The copper dome over the room is the largest in Australia, spanning 31m in diameter. The dome is supported on a brick base that allows the interior of the main auditorium to be unobscured by columns.
Located within this dome is a computer to monitor the loads on all of the chain hoists suspended from the roof structure. Unfortunately the people on the stage who were operating the chain hoists couldn't see the computer's screen and hence couldn't see what load was being applied to the structure. The structural engineers on the job had specified particular load ratings on the roof trusses and roof quadrants and these had to be adhered to.
The tech boffins at Jands were asked to solve the problem of getting the computer screen down to the stage level, 180m or more as the cable runs.
"We had a spare Cat 5 cable running from the equipment rack containing the computer in the roof space down to the control room - on the other side of the building - on level 2," explained Simon Steinfurth, Jands' electrical engineer. "This cable was approximately 80m long and then there was another Cat 5 cable currently in use for Ethernet running from the control room on level 2 down to a position at back of stage on ground level (on the other side of the building) which was approximately 110m long."
The solution was to use two mating pairs - a transmitter and a receiver - of Aurora DXE-CAT-S2 units to bridge the gap.

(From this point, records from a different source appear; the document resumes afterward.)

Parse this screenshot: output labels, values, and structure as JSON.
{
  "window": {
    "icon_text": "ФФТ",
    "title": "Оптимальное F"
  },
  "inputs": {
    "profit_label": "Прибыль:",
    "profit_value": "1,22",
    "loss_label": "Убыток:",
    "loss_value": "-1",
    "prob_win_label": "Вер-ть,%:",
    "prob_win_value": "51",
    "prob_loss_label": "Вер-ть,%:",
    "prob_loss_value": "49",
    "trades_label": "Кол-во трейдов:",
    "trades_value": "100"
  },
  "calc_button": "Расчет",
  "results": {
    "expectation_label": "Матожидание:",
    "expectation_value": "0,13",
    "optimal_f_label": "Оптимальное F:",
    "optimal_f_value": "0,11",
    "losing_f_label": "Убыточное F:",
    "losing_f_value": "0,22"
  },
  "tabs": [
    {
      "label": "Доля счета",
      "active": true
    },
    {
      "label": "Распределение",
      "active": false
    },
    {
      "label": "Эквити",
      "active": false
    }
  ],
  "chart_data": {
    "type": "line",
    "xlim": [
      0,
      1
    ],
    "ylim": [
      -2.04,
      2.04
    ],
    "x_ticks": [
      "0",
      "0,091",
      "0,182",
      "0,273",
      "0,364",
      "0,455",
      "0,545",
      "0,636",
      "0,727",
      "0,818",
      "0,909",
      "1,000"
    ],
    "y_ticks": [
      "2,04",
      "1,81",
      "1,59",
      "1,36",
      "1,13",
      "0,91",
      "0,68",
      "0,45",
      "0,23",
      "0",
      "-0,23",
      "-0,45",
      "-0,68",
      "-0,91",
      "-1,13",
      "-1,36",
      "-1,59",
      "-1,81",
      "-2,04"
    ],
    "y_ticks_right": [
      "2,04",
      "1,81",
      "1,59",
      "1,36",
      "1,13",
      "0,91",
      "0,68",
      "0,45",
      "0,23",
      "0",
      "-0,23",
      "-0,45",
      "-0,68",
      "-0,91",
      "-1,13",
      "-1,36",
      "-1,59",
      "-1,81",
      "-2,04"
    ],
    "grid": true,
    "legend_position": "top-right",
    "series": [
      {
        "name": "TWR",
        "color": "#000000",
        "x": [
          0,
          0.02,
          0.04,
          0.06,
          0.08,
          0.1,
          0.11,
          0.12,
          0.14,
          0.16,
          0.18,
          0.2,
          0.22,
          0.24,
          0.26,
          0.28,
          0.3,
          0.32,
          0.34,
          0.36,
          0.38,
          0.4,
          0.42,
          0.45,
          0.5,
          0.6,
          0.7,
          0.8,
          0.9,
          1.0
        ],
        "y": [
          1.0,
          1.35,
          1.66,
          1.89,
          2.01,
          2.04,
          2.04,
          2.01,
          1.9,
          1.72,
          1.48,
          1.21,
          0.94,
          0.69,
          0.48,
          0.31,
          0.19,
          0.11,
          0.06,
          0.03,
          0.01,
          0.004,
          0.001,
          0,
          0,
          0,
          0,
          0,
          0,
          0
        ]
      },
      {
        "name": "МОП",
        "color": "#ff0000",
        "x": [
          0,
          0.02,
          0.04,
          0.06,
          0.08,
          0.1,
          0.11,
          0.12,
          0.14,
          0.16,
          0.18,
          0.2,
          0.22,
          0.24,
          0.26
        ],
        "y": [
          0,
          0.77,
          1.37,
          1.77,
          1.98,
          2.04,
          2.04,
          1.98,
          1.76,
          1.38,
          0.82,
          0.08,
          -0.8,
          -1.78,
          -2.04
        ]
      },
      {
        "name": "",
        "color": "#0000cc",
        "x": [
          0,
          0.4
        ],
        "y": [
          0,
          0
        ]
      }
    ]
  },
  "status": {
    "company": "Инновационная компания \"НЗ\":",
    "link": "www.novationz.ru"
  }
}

The first set went from the roof space to the control room and converted a HDMI (digital video version of the computer screen) signal from the computer into an HDBaseT signal and back again into HDMI in the control room.
"In the control room we connected this HDMI signal to a second DXE-CAT-S2 transmitter to send this HDMI information and the currently being used Ethernet information down the Cat 5 cable to the position back of stage," continued Steinfurth. "That was then split back out to the original Ethernet cable and a HDMI signal for the remote screen located back of stage."
Being able to use existing cable with transmitter/receiver pairs instead of installing new cabling meant the job cost about a third of what it would have cost.